Model	Matplotlib	Numpy	Pandas	Pytorch	SciPy	Scikit-learn	TensorFlow	Overall
# Samples	155	220	291	68	106	115	45	1000
CodeGen-16B-Mono	31.7	10.9	3.4	7.0	9.0	10.8	15.2	11.7
code-cushman-001	40.7	21.8	7.9	12.4	11.3	18.0	12.2	18.1
Codex-001	41.8	26.6	9.4	9.7	15.0	18.5	17.2	20.2
CodeGeeX2-6B	40.5	25.5	14.5	17.3	19.3	24.0	23.0	23.1
StarCoder-15B	51.7	29.7	11.4	21.4	20.2	29.5	24.5	26.0
Codex-002	57.0	43.1	26.5	41.8	31.8	44.8	39.3	39.2

Pass@1 is used n=40, t=0.2, top_p=0.5.

The above results can be reproduced using the DS1000 evaluation code .

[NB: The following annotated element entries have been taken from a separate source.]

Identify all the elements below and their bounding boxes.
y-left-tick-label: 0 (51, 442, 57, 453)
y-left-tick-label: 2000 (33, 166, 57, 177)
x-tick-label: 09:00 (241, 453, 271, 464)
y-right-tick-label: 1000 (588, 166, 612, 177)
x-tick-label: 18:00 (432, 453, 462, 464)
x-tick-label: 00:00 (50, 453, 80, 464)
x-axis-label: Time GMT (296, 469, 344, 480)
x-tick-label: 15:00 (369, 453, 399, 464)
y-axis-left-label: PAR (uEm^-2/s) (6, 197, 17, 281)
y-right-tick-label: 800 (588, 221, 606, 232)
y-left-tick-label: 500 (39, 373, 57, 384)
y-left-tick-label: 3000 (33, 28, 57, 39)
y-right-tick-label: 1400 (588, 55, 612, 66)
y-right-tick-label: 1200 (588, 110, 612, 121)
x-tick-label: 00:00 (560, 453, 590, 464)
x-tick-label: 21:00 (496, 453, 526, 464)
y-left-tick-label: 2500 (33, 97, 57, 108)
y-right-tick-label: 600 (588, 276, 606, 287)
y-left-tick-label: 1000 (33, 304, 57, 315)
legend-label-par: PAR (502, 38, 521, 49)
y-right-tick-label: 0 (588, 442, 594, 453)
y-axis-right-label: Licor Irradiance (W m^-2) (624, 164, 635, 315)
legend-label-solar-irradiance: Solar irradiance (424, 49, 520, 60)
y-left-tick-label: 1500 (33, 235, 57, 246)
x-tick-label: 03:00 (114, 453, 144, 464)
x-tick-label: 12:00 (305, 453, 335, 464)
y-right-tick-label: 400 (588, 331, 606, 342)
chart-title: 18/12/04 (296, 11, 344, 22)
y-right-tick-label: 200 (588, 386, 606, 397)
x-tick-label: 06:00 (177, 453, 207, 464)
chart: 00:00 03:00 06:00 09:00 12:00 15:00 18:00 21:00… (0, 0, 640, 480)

Quantify inference performance

CodeGeeX2 is more deployment-friendly than the previous generation. Thanks to the use of Multi-Query Attention and Flash Attention, inference is faster and only requires 6GB of video memory to run after quantization:

Quantify

Model	FP16/BF16	INT8	INT4
CodeGeeX-13B	26.9 GB	14.7 GB	-
CodeGeeX2-6B	13.1 GB	8.2 GB	5.5 GB

Based on PyTorch 2.0 test, torch.nn.functional.scaled_dot_product_attentionefficient Attention calculation is implemented.

reasoning

Model	Inference speed (characters/second)
CodeGeeX-13B	32
CodeGeeX2-6B	94

batch_size=1, max_length=2048, all use the acceleration framework, and the test hardware is GeForce RTX-3090.